老规矩,分析两块复杂度。对于一个数的加入来说,我们枚举它的因子,可以轻松地为它的因子的 倍数贡献+1 。这个倍数贡献就解决了。对于因数贡献部分,这玩意我们发现,虽然说枚举 \(1 \sim n\) 的所有数这玩意是调和级数,可以与预处理出来,但架不住原数组当中有一大堆重复的 小数,它们枚举倍数复杂度会退化到 \(O(n)\)。这玩意其实很明显,根号分治,大数暴力,小数单独处理。一般涉及到这个 \(i \times x\) 问题,就往根号分治方面想想有没有问题,比如经典的 \(start+k \times step\) 根号分治问题。
大的枚举就行了,这个我们可以用一个分割点 \(split\) 表示,大于等于它的就是大数,否则为小数。大数暴力,小数就得仔细思考了,也是本题难点。首先预处理小数很简单,直接枚举小数计入贡献就行了。关键是这玩意至多是 \(\sqrt{n}\),我们在处理普通莫队时没办法让修改这么大,那很显然,这玩意仔细观察下,是一个可差性问题,就是可以莫二传统讨论的前缀和差分。(其实大部分这种莫队计数类问题都可以莫二优化,可以看看我之前发的一些题解),为啥可以?大概讲讲:
莫队计数类问题常常以这种方式或者可以转化为这种方式询问你:某个区间上满足某个要求的对有多少,可能 \(i<j\) 也可能没限制。那么我们对于某个点 \(i\) 的贡献都可以换句话讲:\([0,r]\) 上有多少个与 \(i\) 满足的对数去掉 \([0,l-1]\) 上有多少个与 \(i\) 满足的对数,这类问题我们称之为 可差性问题。
莫二处理,我们倍数及其大数的因数贡献还是按上述说的,传统暴力插入桶枚举单点解决。主要是小数的因数贡献,首先我们可以枚举小数这个复杂度为 \(O(split)\),很容易想到,内层复杂度不能超过 \(O(Cn)\),\(C\) 为一个常数,保证 \(C \times split \times n\) 尽量为:\(O(n\sqrt{n})\) 级别。咋办,我们其实发现,对于一个小数 \(val\),来说,我们虽然不能它的枚举倍数,但别忘了根号分治常见的预处理,换位思考,但我们可以在原数组中找到哪些数是它的倍数。这玩意就是一个暴力的 \(n\times spilt\),我们可以预处理出这种数量前缀和,这样可以拿到一个小数能对够作为某个区间 \([l,r]\) 上多少个数的因数贡献,再乘上此时此刻桶里的小数个数。就这样做完了。

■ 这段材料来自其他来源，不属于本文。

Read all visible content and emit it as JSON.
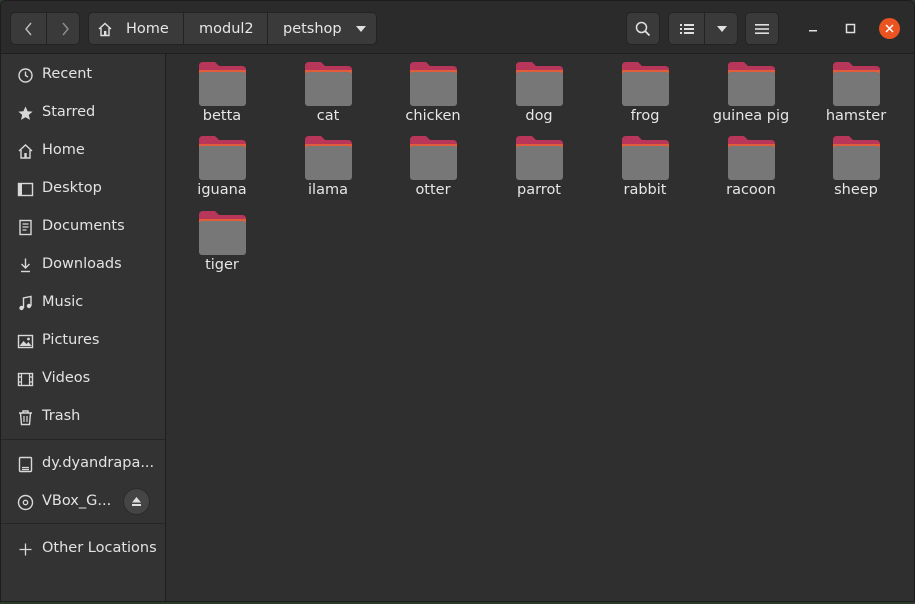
{
  "pathbar": {
    "crumbs": [
      {
        "label": "Home"
      },
      {
        "label": "modul2"
      },
      {
        "label": "petshop"
      }
    ]
  },
  "sidebar": {
    "items": [
      {
        "label": "Recent",
        "icon": "clock-icon"
      },
      {
        "label": "Starred",
        "icon": "star-icon"
      },
      {
        "label": "Home",
        "icon": "home-icon"
      },
      {
        "label": "Desktop",
        "icon": "desktop-icon"
      },
      {
        "label": "Documents",
        "icon": "document-icon"
      },
      {
        "label": "Downloads",
        "icon": "download-icon"
      },
      {
        "label": "Music",
        "icon": "music-icon"
      },
      {
        "label": "Pictures",
        "icon": "picture-icon"
      },
      {
        "label": "Videos",
        "icon": "video-icon"
      },
      {
        "label": "Trash",
        "icon": "trash-icon"
      }
    ],
    "devices": [
      {
        "label": "dy.dyandrapa...",
        "icon": "drive-icon"
      },
      {
        "label": "VBox_G...",
        "icon": "disc-icon"
      }
    ],
    "other_locations": "Other Locations"
  },
  "files": [
    {
      "name": "betta"
    },
    {
      "name": "cat"
    },
    {
      "name": "chicken"
    },
    {
      "name": "dog"
    },
    {
      "name": "frog"
    },
    {
      "name": "guinea pig"
    },
    {
      "name": "hamster"
    },
    {
      "name": "iguana"
    },
    {
      "name": "ilama"
    },
    {
      "name": "otter"
    },
    {
      "name": "parrot"
    },
    {
      "name": "rabbit"
    },
    {
      "name": "racoon"
    },
    {
      "name": "sheep"
    },
    {
      "name": "tiger"
    }
  ],
  "colors": {
    "accent": "#e95420",
    "folder_tab": "#c0395a",
    "folder_body": "#7a7a7a"
  }
}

然后做完拍了下,\(5e5\) 没法跑,因为扫描线接近 \(1e6\) 条,你的莫二关于小数部分的复杂度为 \(split \times 1e6\),虽然显然 \(split\) 你可不能直接取 \(\sqrt{n}\),我们平衡下复杂度,让 \(split\) 小一点,这样枚举倍数的复杂度大一些,但扫描线处理小数的复杂度就小了很多。这里我们最好别用常见的扫描线写法,那样会小数每次遍历 \(O(n)\) 再附带扫描线,这样一来并不是严格 \(O(split \times n)\) 常数实测挺大的,我们可以离线下来全放一个数组里保证是严格复杂度。然后说下这个贡献问题,其实只需要注意到一点,就是一开始我们预处理前缀贡献时,这个数在原数组当中的因素和倍数都可以和它组成贡献答案,这个数加入以后,自身会和自身形成一个 \(1\) 的贡献,所以我们先查答案然后 \(+1\),再插入这个数,我看有些人反而先加再查维护两个数组,一个表示相等,一个表示不等的倍数和因数就过于麻烦了,一个数组就够了。然后再拿个桶维护数的情况,我们枚举小数,桶表示当前前缀小数的个数,如果可以作为当前数因子那就加上它。这样前缀贡献就做完了。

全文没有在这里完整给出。